Data Historis Penjualan Misil
Berdasarkan catatan Stockholm International Peace Research Institute (SIPRI), Cina tercatat menjual 11.720 unit misil ke Iran dalam periode 1982 hingga 2005.
Penjualan tersebut dihentikan setelah International Atomic Energy Agency (IAEA) menyatakan Iran tidak mematuhi Perjanjian Non-Proliferasi Senjata Nuklir (NPT) pada September 2005.
Sejak saat itu, Cina bersama anggota Dewan Keamanan PBB menyetujui embargo ekspor dan impor barang yang berpotensi berkaitan dengan program nuklir Iran.
Meski embargo diberlakukan, celah melalui teknologi fungsi ganda tetap menjadi perhatian serius banyak negara.
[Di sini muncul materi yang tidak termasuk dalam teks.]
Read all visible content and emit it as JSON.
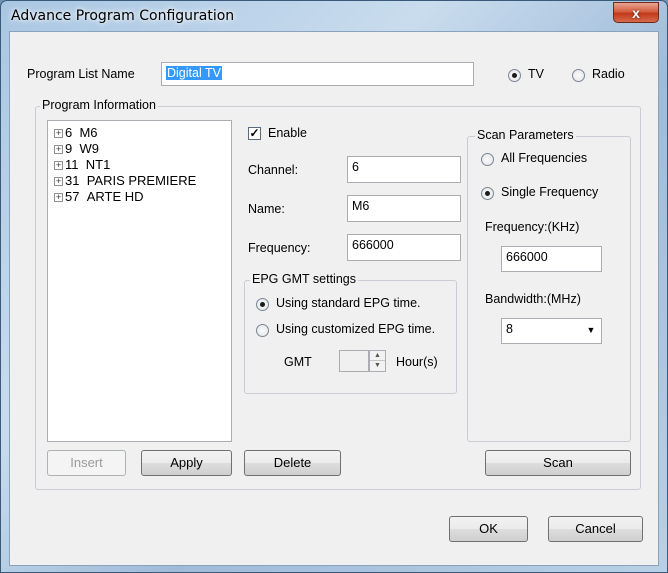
{
  "window": {
    "title": "Advance Program Configuration",
    "close_glyph": "x"
  },
  "program_list": {
    "label": "Program List Name",
    "value": "Digital TV",
    "type_options": [
      {
        "label": "TV",
        "selected": true
      },
      {
        "label": "Radio",
        "selected": false
      }
    ]
  },
  "program_info": {
    "title": "Program Information",
    "tree_items": [
      {
        "number": "6",
        "name": "M6"
      },
      {
        "number": "9",
        "name": "W9"
      },
      {
        "number": "11",
        "name": "NT1"
      },
      {
        "number": "31",
        "name": "PARIS PREMIERE"
      },
      {
        "number": "57",
        "name": "ARTE HD"
      }
    ],
    "expander_glyph": "+",
    "enable_label": "Enable",
    "enable_checked": true,
    "channel_label": "Channel:",
    "channel_value": "6",
    "name_label": "Name:",
    "name_value": "M6",
    "frequency_label": "Frequency:",
    "frequency_value": "666000"
  },
  "epg": {
    "title": "EPG GMT settings",
    "standard_label": "Using standard EPG time.",
    "customized_label": "Using customized EPG time.",
    "selected": "standard",
    "gmt_label": "GMT",
    "gmt_value": "",
    "hours_label": "Hour(s)"
  },
  "scan": {
    "title": "Scan Parameters",
    "all_label": "All Frequencies",
    "single_label": "Single Frequency",
    "selected": "single",
    "frequency_label": "Frequency:(KHz)",
    "frequency_value": "666000",
    "bandwidth_label": "Bandwidth:(MHz)",
    "bandwidth_value": "8"
  },
  "buttons": {
    "insert": "Insert",
    "apply": "Apply",
    "delete": "Delete",
    "scan": "Scan",
    "ok": "OK",
    "cancel": "Cancel"
  }
}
Ratusan Perusahaan Cina Diduga Langgar Embargo
Dalam delapan tahun terakhir, lebih dari 100 perusahaan berbasis di Cina masuk dalam daftar yang diduga membantu penyelewengan embargo ekspor ke Iran.
Data dari U.S.-China Economic and Security Review Commission menunjukkan jumlah perusahaan yang diduga melanggar embargo ekspor ke Iran mencapai 366 entitas per November 2025.
Komisi tersebut menyatakan bahwa perusahaan asal dan milik warga Cina telah memfasilitasi penyelundupan komponen asal Amerika Serikat maupun negara lain ke Iran.
Isu ini menambah kompleksitas hubungan Washington-Beijing yang memang sudah tegang akibat berbagai isu perdagangan dan keamanan global.
Antara Bantahan dan Realitas Strategis
Bantahan resmi dari Kementerian Luar Negeri Cina menegaskan bahwa Beijing tidak ingin dipersepsikan terlibat langsung dalam konflik militer Iran-Amerika Serikat.
Namun di sisi lain, isu teknologi fungsi ganda dan catatan historis penjualan senjata menunjukkan bahwa hubungan pertahanan dan teknologi antara Cina dan Iran memiliki rekam jejak panjang.
Dalam situasi geopolitik yang sensitif seperti sekarang, setiap laporan terkait suplai senjata atau teknologi militer dapat memicu eskalasi baru.